Die Taufe eines Kindes ist
Kinder entwickeln ihren Glauben schon in jungen Jahren.Bindung an Mutter und Vater und Vertrauen in die Welt zu entwickeln sind die ersten Schritte.
Der Grundschulweg ist unser Ansatz, die Familien bei der religiösen Erziehung zu begleiten .
Diese Wegbegleitung während der Grundschulzeit der Kinder soll eine Basis sein ,
auf der Glauben wachsen und sich ausdrücken kann und ein Ort der Begegnung zwischen Familien und Gemeinde.
Der Grundschulweg beginnt mit dem ökumenischen Einschulungsgottesdienst und gliedert sich
durch einen Zyklus von 5 Festen . Wir feiern in der ersten Klasse Kinderkirchenfest , in der
zweiten Klasse Lichterfest , in der dritten Klasse Erstkommunion als Fest des Brotes und in der
vierten Klasse Fest der Versöhnung und Fest des Gewandes (die Aufnahme in den Ministrantendienst)
Verantwortlich für den Grundschulweg in unserer Gemeinde ist Gemeindereferent Bernd Müller , mit dem katechetischen Leitungsteam.

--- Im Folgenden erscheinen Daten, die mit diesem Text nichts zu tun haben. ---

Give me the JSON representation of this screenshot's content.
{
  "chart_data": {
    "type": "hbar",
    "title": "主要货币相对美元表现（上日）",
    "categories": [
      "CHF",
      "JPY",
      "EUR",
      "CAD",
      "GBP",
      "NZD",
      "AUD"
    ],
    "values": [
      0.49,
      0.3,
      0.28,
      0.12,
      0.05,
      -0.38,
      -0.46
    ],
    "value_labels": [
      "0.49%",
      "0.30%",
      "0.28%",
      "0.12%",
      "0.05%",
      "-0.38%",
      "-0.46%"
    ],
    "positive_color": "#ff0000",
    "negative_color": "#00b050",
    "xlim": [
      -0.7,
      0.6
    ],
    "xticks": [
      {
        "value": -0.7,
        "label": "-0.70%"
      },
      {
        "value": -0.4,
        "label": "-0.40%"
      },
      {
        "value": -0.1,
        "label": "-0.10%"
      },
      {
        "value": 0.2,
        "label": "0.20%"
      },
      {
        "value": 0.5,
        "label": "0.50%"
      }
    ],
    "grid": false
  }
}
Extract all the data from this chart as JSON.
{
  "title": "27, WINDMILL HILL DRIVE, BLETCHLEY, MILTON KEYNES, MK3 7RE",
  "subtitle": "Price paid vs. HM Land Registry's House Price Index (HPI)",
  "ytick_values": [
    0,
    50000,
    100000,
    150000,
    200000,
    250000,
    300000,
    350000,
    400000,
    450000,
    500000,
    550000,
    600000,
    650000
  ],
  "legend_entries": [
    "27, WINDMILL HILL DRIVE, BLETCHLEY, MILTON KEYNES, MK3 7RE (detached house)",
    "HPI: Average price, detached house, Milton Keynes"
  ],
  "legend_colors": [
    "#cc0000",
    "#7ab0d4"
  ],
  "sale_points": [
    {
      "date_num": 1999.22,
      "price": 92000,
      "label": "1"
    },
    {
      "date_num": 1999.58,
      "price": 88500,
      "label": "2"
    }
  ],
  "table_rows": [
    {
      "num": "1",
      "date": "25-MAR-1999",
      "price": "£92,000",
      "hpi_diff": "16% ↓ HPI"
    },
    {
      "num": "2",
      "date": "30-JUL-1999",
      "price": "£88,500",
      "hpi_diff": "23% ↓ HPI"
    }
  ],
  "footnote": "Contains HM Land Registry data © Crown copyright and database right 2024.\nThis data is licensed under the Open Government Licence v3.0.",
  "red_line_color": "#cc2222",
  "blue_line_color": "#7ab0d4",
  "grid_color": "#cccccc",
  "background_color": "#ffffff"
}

15- und 16-Jährige werden im Sommer zur Firmung im November eingeladen. Patorsalreferent Frank Kühn ist dafür der Ansprechpartner
Antworten auf Fragen zur kirchlichen Heirat:
Am Standesamt führt kein Weg vorbei, wenn man den Bund fürs Leben schließt. Erst die kirchliche Trauung gibt vielen Brautpaaren aber das Gefühl, "richtig" verheiratet zu sein. Für manche steht dabei sicher das tiefe Bedürfnis, ihre Ehe von Anfang an ganz offiziell unter die Schirmherrschaft Gottes zu stellen im Vordergrund. Andere betrachten den "Gang zum Altar" unter gesellschaftlichen oder romantischen Gesichtspunkten. Auf alle Fälle prägt die kirchliche Feier wesentlich den festlichen Rahmen der Hochzeit.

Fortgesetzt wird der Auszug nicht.